Bob Hasan juga menegaskan bahwa semangat MoU Helsinki tetap menjadi sumber utama dalam pembahasan revisi UUPA. “Tidak akan pernah sampai kapan pun UUPA menanggalkan MoU Helsinki. Yang dilakukan hanyalah penyelarasan frasa hukum agar sesuai dengan tata cara pembentukan undang-undang nasional, tetapi semangat dan substansi tetap sama, yaitu demokrasi politik, demokrasi ekonomi, dan kekhususan Aceh.”
Bob Hasan berharap proses pembahasan revisi UUPA dapat diselesaikan pada tahun ini sebagaimana harapan Gubernur Aceh. “Mari sama-sama kita berdoa dan berikhtiar agar proses ini berjalan cepat dan lancar. Semangat Mualem untuk Aceh yang maju dan berdaulat harus kita dukung bersama,” ujar dia.

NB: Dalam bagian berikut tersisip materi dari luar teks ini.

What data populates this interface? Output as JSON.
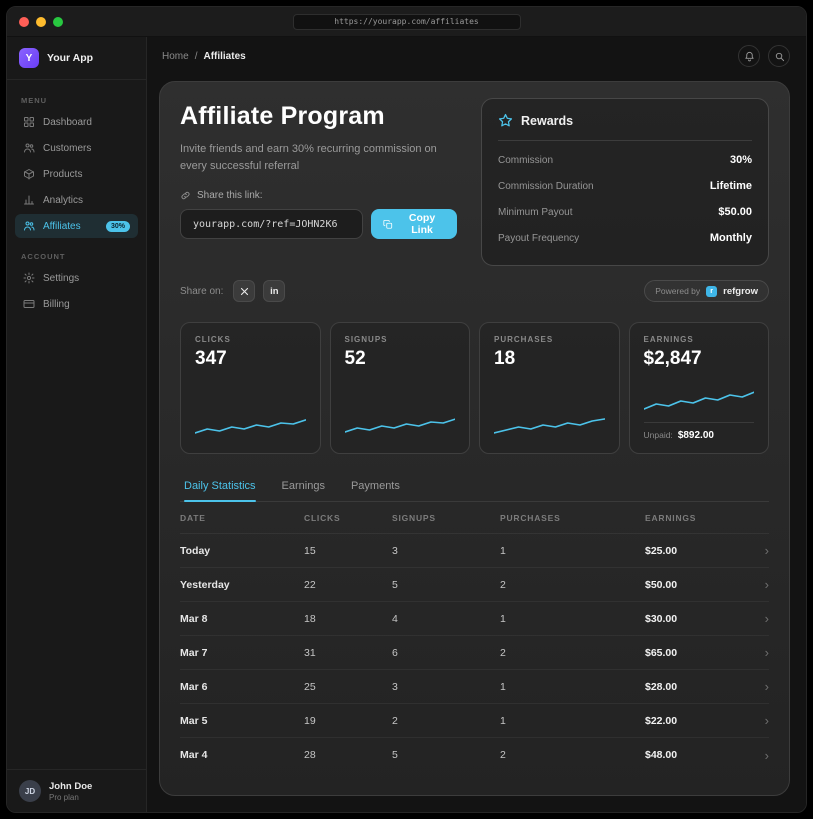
{
  "window": {
    "url": "https://yourapp.com/affiliates"
  },
  "sidebar": {
    "app_name": "Your App",
    "logo_letter": "Y",
    "menu_section_label": "MENU",
    "account_section_label": "ACCOUNT",
    "menu_items": [
      {
        "label": "Dashboard"
      },
      {
        "label": "Customers"
      },
      {
        "label": "Products"
      },
      {
        "label": "Analytics"
      },
      {
        "label": "Affiliates",
        "badge": "30%"
      }
    ],
    "account_items": [
      {
        "label": "Settings"
      },
      {
        "label": "Billing"
      }
    ],
    "user": {
      "initials": "JD",
      "name": "John Doe",
      "plan": "Pro plan"
    }
  },
  "breadcrumb": {
    "home": "Home",
    "separator": "/",
    "current": "Affiliates"
  },
  "hero": {
    "title": "Affiliate Program",
    "subtitle": "Invite friends and earn 30% recurring commission on every successful referral",
    "share_label": "Share this link:",
    "link_value": "yourapp.com/?ref=JOHN2K6",
    "copy_button_label": "Copy Link",
    "share_on_label": "Share on:"
  },
  "rewards": {
    "title": "Rewards",
    "rows": [
      {
        "label": "Commission",
        "value": "30%"
      },
      {
        "label": "Commission Duration",
        "value": "Lifetime"
      },
      {
        "label": "Minimum Payout",
        "value": "$50.00"
      },
      {
        "label": "Payout Frequency",
        "value": "Monthly"
      }
    ]
  },
  "powered_by": {
    "prefix": "Powered by",
    "brand": "refgrow"
  },
  "stats": [
    {
      "label": "CLICKS",
      "value": "347",
      "spark": [
        6,
        10,
        8,
        12,
        10,
        14,
        12,
        16,
        15,
        19
      ]
    },
    {
      "label": "SIGNUPS",
      "value": "52",
      "spark": [
        7,
        11,
        9,
        13,
        11,
        15,
        13,
        17,
        16,
        20
      ]
    },
    {
      "label": "PURCHASES",
      "value": "18",
      "spark": [
        6,
        9,
        12,
        10,
        14,
        12,
        16,
        14,
        18,
        20
      ]
    },
    {
      "label": "EARNINGS",
      "value": "$2,847",
      "spark": [
        5,
        10,
        8,
        13,
        11,
        16,
        14,
        19,
        17,
        22
      ],
      "unpaid_label": "Unpaid:",
      "unpaid_value": "$892.00"
    }
  ],
  "tabs": [
    {
      "label": "Daily Statistics"
    },
    {
      "label": "Earnings"
    },
    {
      "label": "Payments"
    }
  ],
  "table": {
    "headers": [
      "DATE",
      "CLICKS",
      "SIGNUPS",
      "PURCHASES",
      "EARNINGS"
    ],
    "rows": [
      [
        "Today",
        "15",
        "3",
        "1",
        "$25.00"
      ],
      [
        "Yesterday",
        "22",
        "5",
        "2",
        "$50.00"
      ],
      [
        "Mar 8",
        "18",
        "4",
        "1",
        "$30.00"
      ],
      [
        "Mar 7",
        "31",
        "6",
        "2",
        "$65.00"
      ],
      [
        "Mar 6",
        "25",
        "3",
        "1",
        "$28.00"
      ],
      [
        "Mar 5",
        "19",
        "2",
        "1",
        "$22.00"
      ],
      [
        "Mar 4",
        "28",
        "5",
        "2",
        "$48.00"
      ]
    ]
  },
  "icons": {
    "chevron": "›",
    "linkedin": "in"
  },
  "colors": {
    "accent": "#4cc3ea",
    "logo_purple": "#7c5bf0",
    "traffic_red": "#ff5f57",
    "traffic_yellow": "#febc2e",
    "traffic_green": "#28c840"
  }
}
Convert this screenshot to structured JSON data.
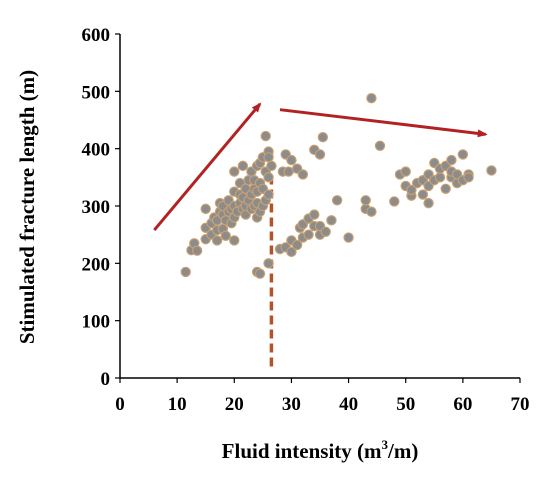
{
  "chart_data": {
    "type": "scatter",
    "title": "",
    "xlabel_main": "Fluid intensity (m",
    "xlabel_sup": "3",
    "xlabel_tail": "/m)",
    "ylabel": "Stimulated fracture length (m)",
    "xlim": [
      0,
      70
    ],
    "ylim": [
      0,
      600
    ],
    "xticks": [
      "0",
      "10",
      "20",
      "30",
      "40",
      "50",
      "60",
      "70"
    ],
    "yticks": [
      "0",
      "100",
      "200",
      "300",
      "400",
      "500",
      "600"
    ],
    "grid": false,
    "legend": "none",
    "colors": {
      "point_fill": "#8c8c8c",
      "point_edge": "#c8a070",
      "arrow": "#b22222",
      "dashed_line": "#b5522a"
    },
    "annotations": {
      "vertical_dashed_line": {
        "x": 26.5,
        "y_from": 20,
        "y_to": 395
      },
      "arrows": [
        {
          "from": [
            6,
            258
          ],
          "to": [
            24.5,
            478
          ]
        },
        {
          "from": [
            28,
            468
          ],
          "to": [
            64,
            425
          ]
        }
      ]
    },
    "series": [
      {
        "points": [
          [
            11.5,
            185
          ],
          [
            12.5,
            223
          ],
          [
            13,
            235
          ],
          [
            13.5,
            222
          ],
          [
            15,
            242
          ],
          [
            15,
            262
          ],
          [
            15,
            295
          ],
          [
            16,
            250
          ],
          [
            16,
            270
          ],
          [
            16.5,
            280
          ],
          [
            17,
            240
          ],
          [
            17,
            258
          ],
          [
            17,
            275
          ],
          [
            17.5,
            290
          ],
          [
            17.5,
            305
          ],
          [
            18,
            260
          ],
          [
            18,
            285
          ],
          [
            18,
            300
          ],
          [
            18.5,
            248
          ],
          [
            18.5,
            275
          ],
          [
            19,
            290
          ],
          [
            19,
            310
          ],
          [
            19.5,
            270
          ],
          [
            19.5,
            295
          ],
          [
            20,
            240
          ],
          [
            20,
            280
          ],
          [
            20,
            300
          ],
          [
            20,
            325
          ],
          [
            20,
            360
          ],
          [
            20.5,
            290
          ],
          [
            21,
            305
          ],
          [
            21,
            320
          ],
          [
            21,
            340
          ],
          [
            21.5,
            295
          ],
          [
            21.5,
            315
          ],
          [
            21.5,
            370
          ],
          [
            22,
            285
          ],
          [
            22,
            300
          ],
          [
            22,
            330
          ],
          [
            22.5,
            310
          ],
          [
            22.5,
            345
          ],
          [
            23,
            295
          ],
          [
            23,
            320
          ],
          [
            23,
            360
          ],
          [
            23.5,
            300
          ],
          [
            23.5,
            330
          ],
          [
            23.5,
            345
          ],
          [
            24,
            280
          ],
          [
            24,
            305
          ],
          [
            24,
            325
          ],
          [
            24,
            370
          ],
          [
            24.5,
            290
          ],
          [
            24.5,
            340
          ],
          [
            24.5,
            375
          ],
          [
            25,
            300
          ],
          [
            25,
            330
          ],
          [
            25,
            385
          ],
          [
            25.5,
            310
          ],
          [
            25.5,
            360
          ],
          [
            26,
            320
          ],
          [
            26,
            350
          ],
          [
            26,
            395
          ],
          [
            26,
            385
          ],
          [
            25.5,
            422
          ],
          [
            24,
            185
          ],
          [
            24.5,
            182
          ],
          [
            26,
            200
          ],
          [
            26.5,
            370
          ],
          [
            28,
            225
          ],
          [
            28.5,
            360
          ],
          [
            29,
            228
          ],
          [
            29,
            390
          ],
          [
            29.5,
            360
          ],
          [
            30,
            220
          ],
          [
            30,
            240
          ],
          [
            30,
            380
          ],
          [
            31,
            232
          ],
          [
            31,
            365
          ],
          [
            31.5,
            262
          ],
          [
            32,
            245
          ],
          [
            32,
            268
          ],
          [
            32,
            355
          ],
          [
            33,
            250
          ],
          [
            33,
            278
          ],
          [
            34,
            265
          ],
          [
            34,
            285
          ],
          [
            34,
            398
          ],
          [
            35,
            250
          ],
          [
            35,
            265
          ],
          [
            35,
            390
          ],
          [
            35.5,
            420
          ],
          [
            36,
            255
          ],
          [
            37,
            275
          ],
          [
            38,
            310
          ],
          [
            40,
            245
          ],
          [
            43,
            295
          ],
          [
            43,
            310
          ],
          [
            44,
            290
          ],
          [
            44,
            488
          ],
          [
            45.5,
            405
          ],
          [
            48,
            308
          ],
          [
            49,
            355
          ],
          [
            50,
            335
          ],
          [
            50,
            360
          ],
          [
            51,
            318
          ],
          [
            51,
            328
          ],
          [
            52,
            340
          ],
          [
            53,
            320
          ],
          [
            53,
            345
          ],
          [
            54,
            305
          ],
          [
            54,
            335
          ],
          [
            54,
            355
          ],
          [
            55,
            345
          ],
          [
            55,
            375
          ],
          [
            56,
            350
          ],
          [
            56,
            365
          ],
          [
            57,
            330
          ],
          [
            57,
            370
          ],
          [
            58,
            350
          ],
          [
            58,
            360
          ],
          [
            58,
            380
          ],
          [
            59,
            340
          ],
          [
            59,
            355
          ],
          [
            60,
            345
          ],
          [
            60,
            390
          ],
          [
            61,
            355
          ],
          [
            65,
            362
          ],
          [
            61,
            350
          ]
        ]
      }
    ]
  }
}
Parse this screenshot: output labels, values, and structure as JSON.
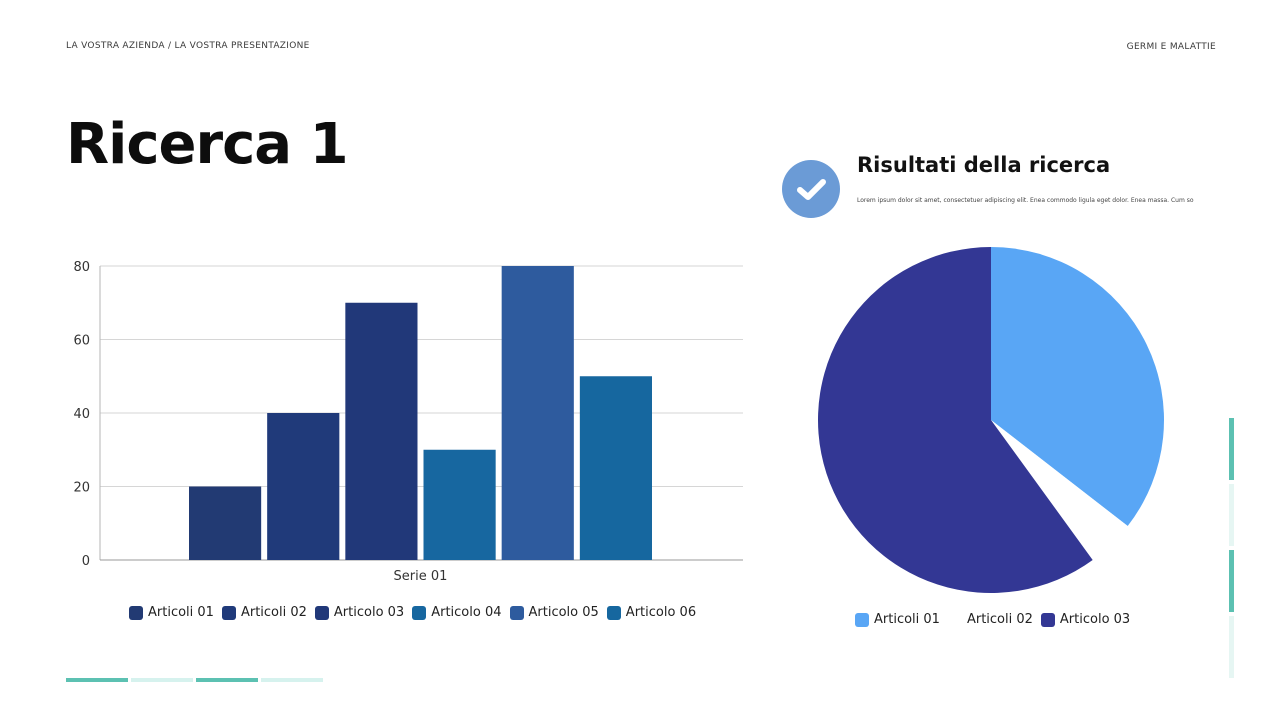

Selain itu, pada kesempatan yang sama, Gubernur Mualem juga menyinggung potensi besar Aceh di sektor energi, termasuk temuan cadangan gas di wilayah Andaman oleh Mubadala Energy, perusahaan internasional. Ia menyebut potensi tersebut dapat menjadi kebanggaan Aceh dan berkontribusi besar terhadap perekonomian nasional.